Heading into the 25-minute mark of the session, Schmidt took the opportunity to ask Hickenlooper about Colorado’s legalization of recreational marijuana.
“I want to come back to the substance of the panel, but you know this is coming, I’ve got to ask you about recreational marijuana,” Schmidt said. “In terms of a difference between a state and laboratories of democracy, here we have a real laboratory. You were famously not too wild about this legislation and you have recommended to your fellow governors that they wait, tell us why.”
“Well, I opposed the original legislation, or the constitutional initiative, to make recreational marijuana legally just cause (sic) it’s against federal law. You don’t want to be in conflict with basic federal law, but once it passed, it passed 55-45,” Hickenlooper said. “My job is to deliver on the will of the people of Colorado. So we’ve gone for the last three years and, from scratch, created a regulatory environment.”
In regards to the black market, Hickenlooper believes recreational legalization has reduced the number of illegal drug dealers. Hickenlooper cited a friend who hires out day laborers and how this friend had previously had issues with drug dealers loitering around his business, but that his friend hasn’t seen any drug dealers around his business in the past year.
“You take marijuana out of the inventory of a drug dealer, you’re going to have less things to sell. It makes it obvious that you’re going to have less drug dealers,” Hickenlooper said.
Hickenlooper also addressed his initial concern that recreational legalization would negatively affect kids in Colorado.
“Our biggest fear was kids would be, you know, think it was safer to smoke pot or get high, that kids would smoke it or eat edibles. We saw a little bit of a spike, but not a big spike,” Hickenlooper said.

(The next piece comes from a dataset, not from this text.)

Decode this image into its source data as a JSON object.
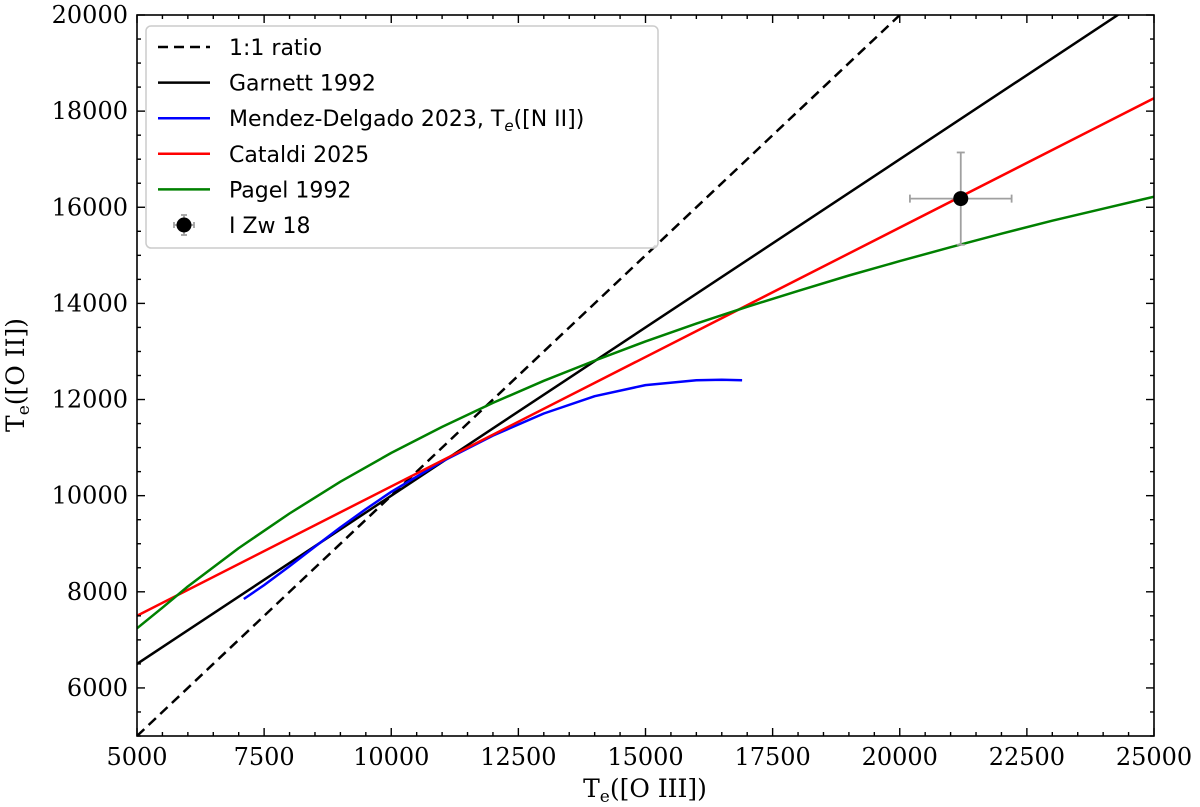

In a moment of reflection, included below, Hickenlooper explained that if he had a magic wand to reverse legalization, he’s not sure that he would wave it because legal marijuana in the state has created a “billion-dollar industry” that has generated tax revenue the state has been able to invest in public safety, regulatory infrastructure, responsible-use marketing and mental health initiatives.
“It’s beginning to look like it might work,” Hickenlooper concluded.